For those of us who did not enter a committed relationship in our early twenties (or before), life just looks different. Not inferior or superior, just different. The problem, however, is that I do find a lot of my single girlfriends who fair from the Evangelical/heavily Christian Midwest, do feel as though their choice to take this path is inferior to those who somehow “did it right” and “got the guy.” But “getting a husband” doesn’t equate success or worth anymore than being president of the United States equates intelligence.
So next time you go to a family or friend’s wedding and they ask “What happened to that guy you were seeing?” or“When we gunna see you say ‘I do?’” You look Aunt Petunia in the face and say “ You know what costs as much as this wedding?
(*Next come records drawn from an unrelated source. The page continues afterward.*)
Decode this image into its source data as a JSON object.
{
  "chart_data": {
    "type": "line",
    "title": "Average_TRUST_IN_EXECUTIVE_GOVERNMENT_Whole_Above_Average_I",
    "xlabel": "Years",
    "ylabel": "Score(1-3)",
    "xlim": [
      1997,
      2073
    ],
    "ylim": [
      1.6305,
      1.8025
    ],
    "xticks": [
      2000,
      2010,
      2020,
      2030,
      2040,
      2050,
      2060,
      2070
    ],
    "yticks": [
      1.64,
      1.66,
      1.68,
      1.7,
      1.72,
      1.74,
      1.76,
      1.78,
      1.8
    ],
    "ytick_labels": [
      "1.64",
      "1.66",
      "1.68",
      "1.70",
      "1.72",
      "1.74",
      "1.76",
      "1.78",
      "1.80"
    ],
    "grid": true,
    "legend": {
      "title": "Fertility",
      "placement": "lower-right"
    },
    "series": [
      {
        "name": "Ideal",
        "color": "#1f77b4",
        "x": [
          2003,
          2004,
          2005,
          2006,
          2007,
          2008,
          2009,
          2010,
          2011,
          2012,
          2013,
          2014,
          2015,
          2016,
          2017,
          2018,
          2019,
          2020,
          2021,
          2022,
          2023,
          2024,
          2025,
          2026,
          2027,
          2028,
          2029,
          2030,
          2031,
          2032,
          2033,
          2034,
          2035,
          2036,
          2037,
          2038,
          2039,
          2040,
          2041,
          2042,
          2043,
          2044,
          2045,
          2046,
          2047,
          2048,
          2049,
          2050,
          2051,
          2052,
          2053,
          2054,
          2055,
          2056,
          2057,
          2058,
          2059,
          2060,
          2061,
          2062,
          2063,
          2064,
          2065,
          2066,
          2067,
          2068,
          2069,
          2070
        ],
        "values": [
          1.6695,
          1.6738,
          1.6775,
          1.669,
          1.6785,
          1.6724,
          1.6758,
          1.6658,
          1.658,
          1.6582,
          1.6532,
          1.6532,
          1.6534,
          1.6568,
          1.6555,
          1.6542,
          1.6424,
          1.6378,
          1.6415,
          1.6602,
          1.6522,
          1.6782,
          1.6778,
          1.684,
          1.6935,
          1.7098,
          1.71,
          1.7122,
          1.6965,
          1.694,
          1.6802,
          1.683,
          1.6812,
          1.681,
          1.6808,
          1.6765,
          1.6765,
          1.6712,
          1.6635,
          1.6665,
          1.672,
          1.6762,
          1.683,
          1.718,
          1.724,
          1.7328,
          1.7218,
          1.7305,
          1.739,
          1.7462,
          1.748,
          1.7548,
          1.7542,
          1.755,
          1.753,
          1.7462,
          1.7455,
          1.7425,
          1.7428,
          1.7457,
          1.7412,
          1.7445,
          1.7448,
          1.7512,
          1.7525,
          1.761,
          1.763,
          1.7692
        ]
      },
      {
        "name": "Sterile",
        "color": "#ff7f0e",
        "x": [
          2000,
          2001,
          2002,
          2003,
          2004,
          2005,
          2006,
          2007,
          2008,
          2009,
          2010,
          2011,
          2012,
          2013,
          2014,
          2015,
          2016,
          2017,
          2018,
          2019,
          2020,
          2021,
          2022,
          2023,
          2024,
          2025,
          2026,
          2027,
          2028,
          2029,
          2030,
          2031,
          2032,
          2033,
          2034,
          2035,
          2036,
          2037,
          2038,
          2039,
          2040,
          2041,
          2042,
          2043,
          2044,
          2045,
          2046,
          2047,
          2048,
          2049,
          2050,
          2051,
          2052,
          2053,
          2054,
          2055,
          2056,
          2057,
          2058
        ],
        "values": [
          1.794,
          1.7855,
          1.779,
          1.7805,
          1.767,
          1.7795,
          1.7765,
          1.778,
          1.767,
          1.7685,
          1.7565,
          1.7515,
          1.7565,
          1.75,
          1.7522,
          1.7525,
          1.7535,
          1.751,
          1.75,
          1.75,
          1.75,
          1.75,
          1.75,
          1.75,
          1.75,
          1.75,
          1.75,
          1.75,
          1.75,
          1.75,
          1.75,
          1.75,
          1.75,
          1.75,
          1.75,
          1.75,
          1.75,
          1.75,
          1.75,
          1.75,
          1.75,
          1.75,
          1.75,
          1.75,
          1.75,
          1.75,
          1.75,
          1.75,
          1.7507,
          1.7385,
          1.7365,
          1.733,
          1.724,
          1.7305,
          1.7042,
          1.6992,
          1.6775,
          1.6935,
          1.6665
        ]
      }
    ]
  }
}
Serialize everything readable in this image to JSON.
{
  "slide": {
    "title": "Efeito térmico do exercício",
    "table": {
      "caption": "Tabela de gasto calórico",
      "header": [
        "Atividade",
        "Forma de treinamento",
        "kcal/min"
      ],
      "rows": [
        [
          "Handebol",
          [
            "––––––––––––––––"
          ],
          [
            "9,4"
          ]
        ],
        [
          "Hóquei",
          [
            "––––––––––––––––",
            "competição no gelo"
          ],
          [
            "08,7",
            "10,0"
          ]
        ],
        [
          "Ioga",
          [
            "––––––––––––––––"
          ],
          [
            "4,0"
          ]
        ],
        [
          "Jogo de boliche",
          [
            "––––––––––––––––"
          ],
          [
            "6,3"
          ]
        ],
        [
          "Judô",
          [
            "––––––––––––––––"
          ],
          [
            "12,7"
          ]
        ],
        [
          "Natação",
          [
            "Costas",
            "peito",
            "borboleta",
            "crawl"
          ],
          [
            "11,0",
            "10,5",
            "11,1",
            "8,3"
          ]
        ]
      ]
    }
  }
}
Five solo vacations (AT LEAST) abroad.” Or “You know what’s more expensive than marriage? A Divorce.” And then be proud of the journey you are on. A journey where you’ve done the really fucking hard work of spending so much time with yourself, you couldn’t deny your own needs if you tried. A journey that has led you to being a whole person who doesn’t need a husband for excitement and completion, but great sex and companionship would be nice. A journey that has led you to the life that you love and (eventually) the love of your life.